プロローグ
これは、ADHDとASDの発達障害を抱えながら生きてきた、三十歳を目前に控える一人の成人女性が、自らの人生を振り返り、「私は何者なのか」を問い続けた記録である。
この話を始める前に、少しだけ説明しておく必要がある。
私は横山葉月。生まれつきADHDとASDの発達障害がある。
二〇二六年現在、私は一九九八年に生まれ、八月十二日に二十八歳を迎えようとしている独身女性である。
社会人となり、成人期と呼ばれる時期を過ごしている。
二十歳になった頃には遠い未来だと思っていた三十歳も、今では少しずつ現実味を帯びてきた。
そんな年齢になったからだろうか。近頃は、自分の歩んできた人生を振り返ることが増えた。
私はこれまで、自分の人生を三つの私小説として記録しようとしてきた。
『家庭教師の一年間』。 『九年差の同じ別れ』。
そして『二十八歳の私』。
『家庭教師の一年間』は、中学三年の時に私を支えてくれた家庭教師との一年間を振り返る記録である。
『九年差の同じ別れ』は、思春期に出会った「彼」と、成人期に出会った「彼女」との十一年間を振り返る記録である。
そして『二十八歳の私』は、そのすべてを経た今の私自身を見つめ直す記録である。
発達障害と向き合いながら生きてきたこと。
社会人として働くこと。
人との関わり方。
成人女性としての身体のこと。
三十歳を目前にして抱える不安や希望。
そうした現在の私自身を記録するための作品である。
つまり、この三部作は、ただ過去の出会いを並べたものではない。
十五歳の春から始まった時間が、どのように二十八歳の今の私へつながっているのか。
私は誰と出会い、何を学び、どのような人間になったのか。
そして、三十歳を目前にした今、私は何者なのか。
その問いを追いかけるための記録なのである。
その三部作の最初に置くべきだと思ったのが、『家庭教師の一年間』だった。
本来なら私は、先に『九年差の同じ別れ』を書こうとしていた。
しかし二人との出会いと別れを振り返るたび、その前にいた家庭教師の存在が何度も思い出された。
私は気づいた。
二人の物語を書く前に、先に記録しておかなければならない一年間があることを。
『九年差の同じ別れ』が出会いと別れの記録であり、『二十八歳の私』が現在の私自身を見つめ直す記録であるならば、『家庭教師の一年間』はその始まりを振り返る記録である。
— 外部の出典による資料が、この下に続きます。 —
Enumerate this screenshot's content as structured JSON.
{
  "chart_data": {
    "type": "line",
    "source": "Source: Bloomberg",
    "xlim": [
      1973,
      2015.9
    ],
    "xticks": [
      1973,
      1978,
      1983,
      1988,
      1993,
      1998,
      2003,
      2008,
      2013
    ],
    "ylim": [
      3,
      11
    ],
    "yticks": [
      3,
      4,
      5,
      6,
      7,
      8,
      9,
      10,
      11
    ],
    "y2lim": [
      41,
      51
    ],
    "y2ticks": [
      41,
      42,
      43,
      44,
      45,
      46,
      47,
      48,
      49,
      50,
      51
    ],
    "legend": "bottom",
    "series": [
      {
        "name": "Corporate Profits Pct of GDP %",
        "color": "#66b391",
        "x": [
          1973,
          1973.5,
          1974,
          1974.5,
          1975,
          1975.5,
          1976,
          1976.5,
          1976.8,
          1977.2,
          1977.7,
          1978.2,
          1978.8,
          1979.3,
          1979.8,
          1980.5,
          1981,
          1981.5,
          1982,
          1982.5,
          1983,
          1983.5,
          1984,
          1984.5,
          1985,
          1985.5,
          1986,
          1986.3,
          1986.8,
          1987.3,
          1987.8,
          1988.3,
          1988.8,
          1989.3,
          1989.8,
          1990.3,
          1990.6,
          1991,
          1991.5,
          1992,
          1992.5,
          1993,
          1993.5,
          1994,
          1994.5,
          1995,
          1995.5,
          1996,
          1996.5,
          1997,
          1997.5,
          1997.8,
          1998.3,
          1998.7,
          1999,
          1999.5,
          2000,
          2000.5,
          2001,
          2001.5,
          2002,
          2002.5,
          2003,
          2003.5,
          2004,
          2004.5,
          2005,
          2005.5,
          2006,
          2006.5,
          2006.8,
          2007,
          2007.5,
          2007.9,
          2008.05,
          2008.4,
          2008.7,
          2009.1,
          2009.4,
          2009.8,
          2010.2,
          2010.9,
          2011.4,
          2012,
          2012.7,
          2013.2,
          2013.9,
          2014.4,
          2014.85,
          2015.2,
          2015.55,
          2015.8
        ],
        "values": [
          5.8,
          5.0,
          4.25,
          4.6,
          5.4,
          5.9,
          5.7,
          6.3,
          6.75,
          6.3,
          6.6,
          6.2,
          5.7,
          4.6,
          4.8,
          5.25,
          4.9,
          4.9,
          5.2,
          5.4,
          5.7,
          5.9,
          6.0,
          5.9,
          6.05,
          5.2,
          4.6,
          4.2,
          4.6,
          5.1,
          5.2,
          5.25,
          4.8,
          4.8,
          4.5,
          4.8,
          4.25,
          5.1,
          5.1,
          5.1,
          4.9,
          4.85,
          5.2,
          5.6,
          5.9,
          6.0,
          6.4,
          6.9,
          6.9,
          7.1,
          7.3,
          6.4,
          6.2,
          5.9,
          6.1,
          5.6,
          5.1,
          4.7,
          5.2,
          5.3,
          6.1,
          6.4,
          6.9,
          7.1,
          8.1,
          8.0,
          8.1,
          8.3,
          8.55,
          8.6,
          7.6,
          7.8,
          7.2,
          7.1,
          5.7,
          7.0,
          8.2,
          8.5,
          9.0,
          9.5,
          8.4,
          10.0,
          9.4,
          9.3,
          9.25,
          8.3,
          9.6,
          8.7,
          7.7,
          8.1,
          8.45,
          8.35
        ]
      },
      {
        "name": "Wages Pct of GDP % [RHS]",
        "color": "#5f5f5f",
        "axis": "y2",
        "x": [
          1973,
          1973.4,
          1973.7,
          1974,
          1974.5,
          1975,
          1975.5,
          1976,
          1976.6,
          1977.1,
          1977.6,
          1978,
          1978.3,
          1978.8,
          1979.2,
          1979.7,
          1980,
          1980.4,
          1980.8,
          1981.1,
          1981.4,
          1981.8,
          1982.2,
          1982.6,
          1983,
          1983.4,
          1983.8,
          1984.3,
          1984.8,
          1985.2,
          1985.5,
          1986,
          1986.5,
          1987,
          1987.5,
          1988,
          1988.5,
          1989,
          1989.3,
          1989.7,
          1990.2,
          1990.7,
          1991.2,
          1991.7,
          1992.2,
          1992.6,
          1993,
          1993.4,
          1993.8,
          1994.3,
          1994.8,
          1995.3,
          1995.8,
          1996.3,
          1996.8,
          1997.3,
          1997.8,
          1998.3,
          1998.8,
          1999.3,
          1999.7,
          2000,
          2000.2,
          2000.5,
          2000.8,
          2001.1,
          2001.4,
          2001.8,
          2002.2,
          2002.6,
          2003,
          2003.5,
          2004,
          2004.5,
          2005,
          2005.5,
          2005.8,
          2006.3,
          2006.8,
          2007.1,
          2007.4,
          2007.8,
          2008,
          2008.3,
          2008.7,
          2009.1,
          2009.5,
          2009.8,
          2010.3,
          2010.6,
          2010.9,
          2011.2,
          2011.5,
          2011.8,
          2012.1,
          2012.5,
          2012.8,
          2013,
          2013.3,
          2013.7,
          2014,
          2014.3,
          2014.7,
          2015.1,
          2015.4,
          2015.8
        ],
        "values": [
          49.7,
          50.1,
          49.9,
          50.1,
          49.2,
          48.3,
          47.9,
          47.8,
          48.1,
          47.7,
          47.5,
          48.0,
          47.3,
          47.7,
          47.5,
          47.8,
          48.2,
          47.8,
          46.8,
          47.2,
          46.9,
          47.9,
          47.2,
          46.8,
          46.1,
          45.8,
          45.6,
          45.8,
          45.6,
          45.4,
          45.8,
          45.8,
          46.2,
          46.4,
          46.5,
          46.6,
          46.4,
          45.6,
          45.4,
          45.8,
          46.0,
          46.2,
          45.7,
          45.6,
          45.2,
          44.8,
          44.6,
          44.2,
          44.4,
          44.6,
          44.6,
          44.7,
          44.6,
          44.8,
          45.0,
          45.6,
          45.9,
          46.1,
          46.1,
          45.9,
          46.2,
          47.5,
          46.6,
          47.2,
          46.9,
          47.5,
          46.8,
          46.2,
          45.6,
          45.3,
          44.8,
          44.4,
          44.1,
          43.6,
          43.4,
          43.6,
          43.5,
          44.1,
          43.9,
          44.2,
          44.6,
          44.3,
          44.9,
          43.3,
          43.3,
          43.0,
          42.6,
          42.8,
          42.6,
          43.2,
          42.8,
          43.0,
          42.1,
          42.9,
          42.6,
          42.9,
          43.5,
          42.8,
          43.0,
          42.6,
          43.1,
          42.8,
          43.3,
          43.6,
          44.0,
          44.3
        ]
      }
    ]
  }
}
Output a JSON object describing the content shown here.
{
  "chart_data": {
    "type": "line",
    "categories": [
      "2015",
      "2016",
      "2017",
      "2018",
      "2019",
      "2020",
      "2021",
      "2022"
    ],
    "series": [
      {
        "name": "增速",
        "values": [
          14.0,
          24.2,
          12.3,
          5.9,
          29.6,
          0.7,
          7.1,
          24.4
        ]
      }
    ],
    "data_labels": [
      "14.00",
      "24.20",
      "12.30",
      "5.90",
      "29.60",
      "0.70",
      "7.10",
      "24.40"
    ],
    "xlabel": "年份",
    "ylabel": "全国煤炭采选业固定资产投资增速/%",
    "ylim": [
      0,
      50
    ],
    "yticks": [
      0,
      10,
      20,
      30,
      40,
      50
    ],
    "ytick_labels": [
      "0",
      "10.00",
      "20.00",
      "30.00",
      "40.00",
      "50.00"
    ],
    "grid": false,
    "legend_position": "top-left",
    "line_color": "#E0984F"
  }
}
『九年差の同じ別れ』が始まるより前。 まだ上京もしていなかった中学三年の頃。
受験への不安を抱えながら過ごしていた私を支えてくれた家庭教師との一年間である。
受験への不安を抱えながら過ごしていたあの頃、私はまだ自分の未来がどこへ向かうのか分かっていなかった。
高校へ進学できるのか。
定期試験で思うような点数を取れるのか。
評定は足りるのか。
英検に合格できるのか。
面接で自分の考えをきちんと伝えられるのか。
当時、私は家庭教師から英語、数学、国語を教わっていた。
机を挟んで問題集を開き、分からないところに赤ペンで印を付けながら授業を受ける。その時間は受験勉強そのものであり、不安を整理する時間でもあった。
そんな中で、その家庭教師は一年間、私の隣にいた。
当時の私は、その一年が特別な意味を持つものだとは思っていなかった。
受験が終われば終わる関係。
高校へ進学すれば自然と過去になっていく時間。
その程度にしか考えていなかったのである。
しかし二〇二六年になった今、私は少し違う見方をしている。
『九年差の同じ別れ』を書きながら過去を振り返るたび、その二人へ続く道の入り口に、いつも同じ人物の姿が見えてくるからだ。
一年間だけ私を支えてくれた家庭教師である。
振り返れば、彼女は後に出会う「彼」と「彼女」の序章のような存在だったのかもしれない。
直接つながっていたわけではない。
しかし、人を信頼することや、誰かに言葉を受け取ってもらうこと、自分の未来を少しだけ信じることを最初に教えてくれたのは、あの一年間だったように思う。
これは、二人と出会う前の私と、一年間だけ私を支えてくれた家庭教師の記録である。